I am using Python 2.7. I have routes which are composed of arrays of nodes that connect to each other. The nodes are identified by a string key, but for ease I will use numbers:
sample_route = [1,2,3,4,7]
#obviously over-simplified; real things would be about 20-40 elements long
I will create a set
made up of tuple pairs of point connections using zip, which will end up like:
set([(1,2),(2,3),(3,4),(4,7)])
I will need a way to filter out some routes that are very similar (like one or two added nodes) and use the minimal route out of those near-duplicates. My plan right now is to:
Start with the first (probably optimal) route. Iterate through the rest of the routes, and use the following formula to calculate its similarity to the sequence in step 1:
matching = len(value1.difference(value2)) + len(value2.difference(value1))
#value1, value2 = two compared sets
The lower the number, the more similar. But what is a good way to group the routes based on their similarity to other routes? They will all be different lengths. I have never taken a statistics course.
Example:
sets = [
set([(1,2),(2,3),(3,4),(4,5),(5,10)]),
set([(1,2),(2,3),(3,4),(4,6),(6,5),(5,10)]),
set([(1,7),(7,3),(3,8),(8,7),(7,6),(6,5),(5,10)]),
set([(1,2),(2,3),(3,4),(4,6),(6,5),(5,10)]),
set([(1,9),(9,4),(4,5),(5,10)]),
set([(1,9),(9,4),(4,6),(6,5),(5,10)])
]
In this example, the groupings may be something like [[1,2,4],[3],[5,6]]

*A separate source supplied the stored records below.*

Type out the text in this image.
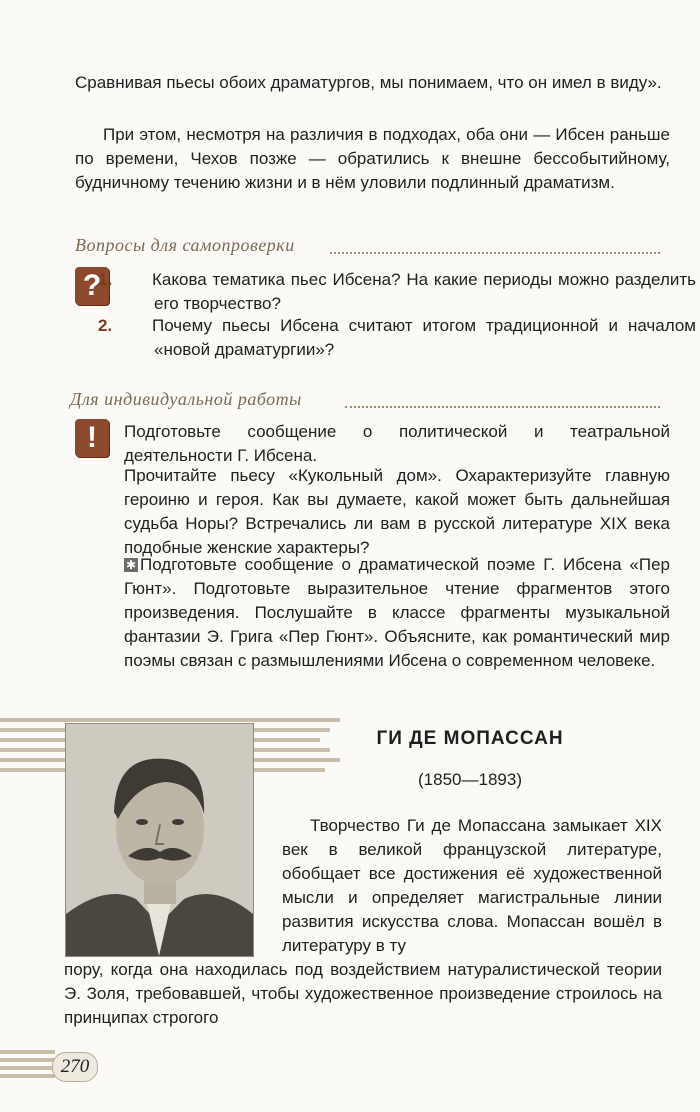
Сравнивая пьесы обоих драматургов, мы понимаем, что он имел в виду».

При этом, несмотря на различия в подходах, оба они — Ибсен раньше по времени, Чехов позже — обратились к внешне бессобытийному, будничному течению жизни и в нём уловили подлинный драматизм.

Вопросы для самопроверки
?

1. Какова тематика пьес Ибсена? На какие периоды можно разделить его творчество?

2. Почему пьесы Ибсена считают итогом традиционной и началом «новой драматургии»?

Для индивидуальной работы
!	Подготовьте сообщение о политической и театральной деятельности Г. Ибсена.

Прочитайте пьесу «Кукольный дом». Охарактеризуйте главную героиню и героя. Как вы думаете, какой может быть дальнейшая судьба Норы? Встречались ли вам в русской литературе XIX века подобные женские характеры?

✱ Подготовьте сообщение о драматической поэме Г. Ибсена «Пер Гюнт». Подготовьте выразительное чтение фрагментов этого произведения. Послушайте в классе фрагменты музыкальной фантазии Э. Грига «Пер Гюнт». Объясните, как романтический мир поэмы связан с размышлениями Ибсена о современном человеке.

ГИ ДЕ МОПАССАН
(1850—1893)

Творчество Ги де Мопассана замыкает XIX век в великой французской литературе, обобщает все достижения её художественной мысли и определяет магистральные линии развития искусства слова. Мопассан вошёл в литературу в ту

пору, когда она находилась под воздействием натуралистической теории Э. Золя, требовавшей, чтобы художественное произведение строилось на принципах строгого

270
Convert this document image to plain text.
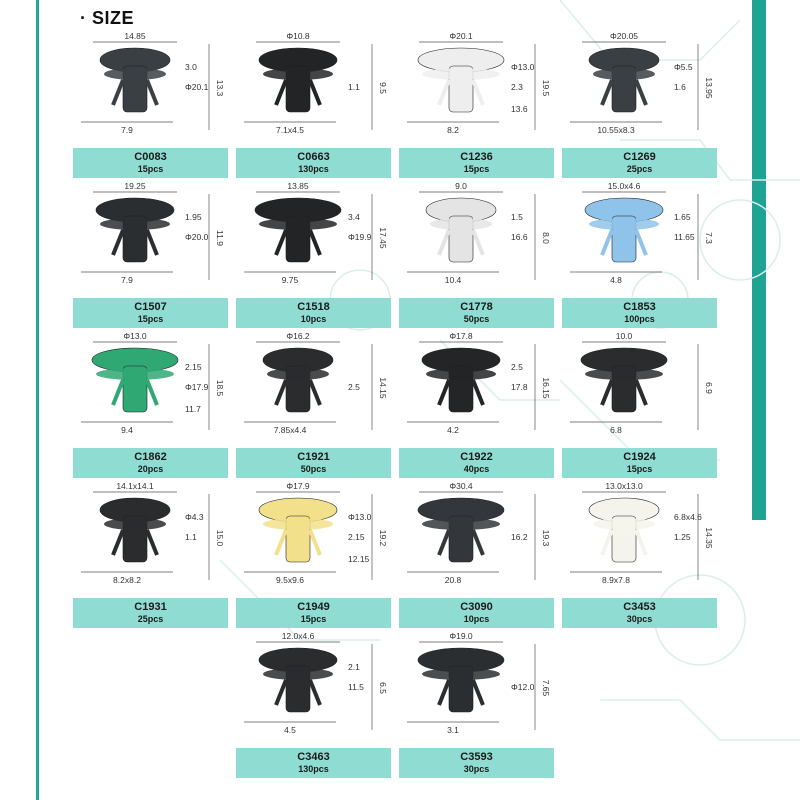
· SIZE
14.85
3.0
Φ20.1 13.3
7.9
C0083
15pcs
Φ10.8
1.1 9.5
7.1x4.5
C0663
130pcs
Φ20.1
Φ13.0
2.3 19.5
13.6
8.2
C1236
15pcs
Φ20.05
Φ5.5
1.6 13.95
10.55x8.3
C1269
25pcs
19.25
1.95
Φ20.0 11.9
7.9
C1507
15pcs
13.85
3.4
Φ19.9 17.45
9.75
C1518
10pcs
9.0
1.5
16.6 8.0
10.4
C1778
50pcs
15.0x4.6
1.65
11.65 7.3
4.8
C1853
100pcs
Φ13.0
2.15
Φ17.9 18.5
11.7
9.4
C1862
20pcs
Φ16.2
2.5 14.15
7.85x4.4
C1921
50pcs
Φ17.8
2.5
17.8 16.15
4.2
C1922
40pcs
10.0
6.9
6.8
C1924
15pcs
14.1x14.1
Φ4.3
1.1 15.0
8.2x8.2
C1931
25pcs
Φ17.9
Φ13.0
2.15 19.2
12.15
9.5x9.6
C1949
15pcs
Φ30.4
16.2 19.3
20.8
C3090
10pcs
13.0x13.0
6.8x4.6
1.25 14.35
8.9x7.8
C3453
30pcs
12.0x4.6
2.1
11.5 6.5
4.5
C3463
130pcs
Φ19.0
Φ12.0 7.65
3.1
C3593
30pcs
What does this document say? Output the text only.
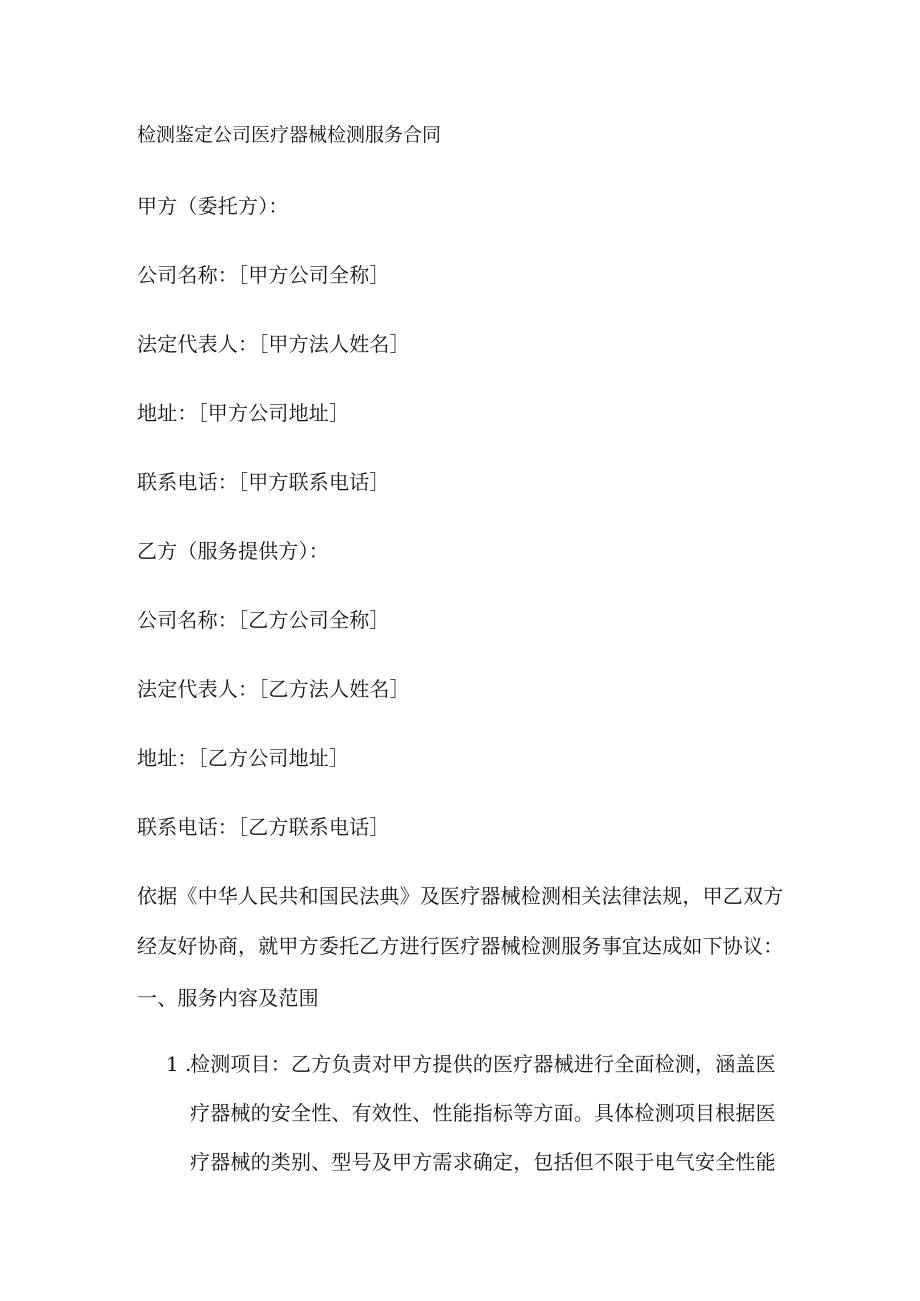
检测鉴定公司医疗器械检测服务合同
甲方（委托方）：
公司名称：［甲方公司全称］
法定代表人：［甲方法人姓名］
地址：［甲方公司地址］
联系电话：［甲方联系电话］
乙方（服务提供方）：
公司名称：［乙方公司全称］
法定代表人：［乙方法人姓名］
地址：［乙方公司地址］
联系电话：［乙方联系电话］
依据《中华人民共和国民法典》及医疗器械检测相关法律法规，甲乙双方
经友好协商，就甲方委托乙方进行医疗器械检测服务事宜达成如下协议：
一、服务内容及范围
1 .
检测项目：乙方负责对甲方提供的医疗器械进行全面检测，涵盖医
疗器械的安全性、有效性、性能指标等方面。具体检测项目根据医
疗器械的类别、型号及甲方需求确定，包括但不限于电气安全性能
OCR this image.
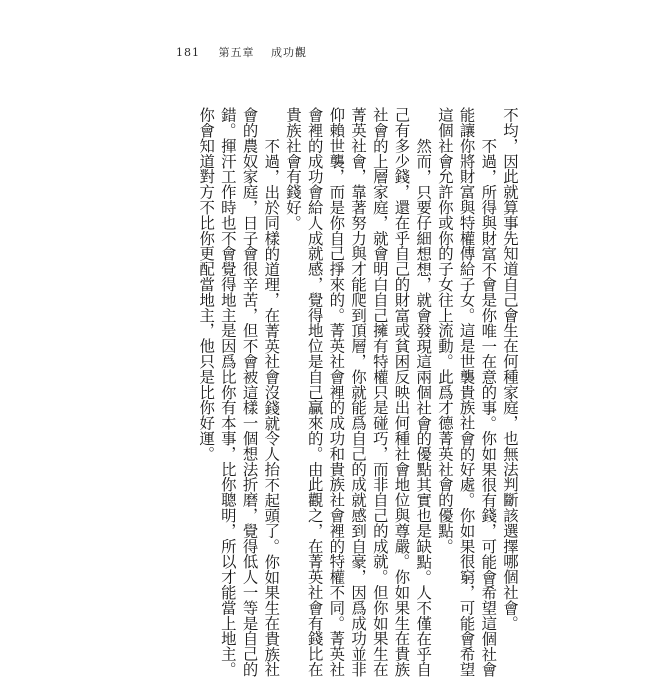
181 第五章 成功觀
不均，因此就算事先知道自己會生在何種家庭，也無法判斷該選擇哪個社會。
不過，所得與財富不會是你唯一在意的事。你如果很有錢，可能會希望這個社會
能讓你將財富與特權傳給子女。這是世襲貴族社會的好處。你如果很窮，可能會希望
這個社會允許你或你的子女往上流動。此爲才德菁英社會的優點。
然而，只要仔細想想，就會發現這兩個社會的優點其實也是缺點。人不僅在乎自
己有多少錢，還在乎自己的財富或貧困反映出何種社會地位與尊嚴。你如果生在貴族
社會的上層家庭，就會明白自己擁有特權只是碰巧，而非自己的成就。但你如果生在
菁英社會，靠著努力與才能爬到頂層，你就能爲自己的成就感到自豪，因爲成功並非
仰賴世襲，而是你自己掙來的。菁英社會裡的成功和貴族社會裡的特權不同。菁英社
會裡的成功會給人成就感，覺得地位是自己贏來的。由此觀之，在菁英社會有錢比在
貴族社會有錢好。
不過，出於同樣的道理，在菁英社會沒錢就令人抬不起頭了。你如果生在貴族社
會的農奴家庭，日子會很辛苦，但不會被這樣一個想法折磨，覺得低人一等是自己的
錯。揮汗工作時也不會覺得地主是因爲比你有本事，比你聰明，所以才能當上地主。
你會知道對方不比你更配當地主，他只是比你好運。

, where 1, 2, and 4 are very similar, 5 and 6 are similar, and 3 is nowhere near any of the others. 1 to 2 would have a score of 2, and 3 to 6 would have a score of 8, as examples. This is the sort of data I am using (though these are easy to read simplifications).
There is a time benefit in this. If I can remove redundant routes, I will trim off a considerable amount of time.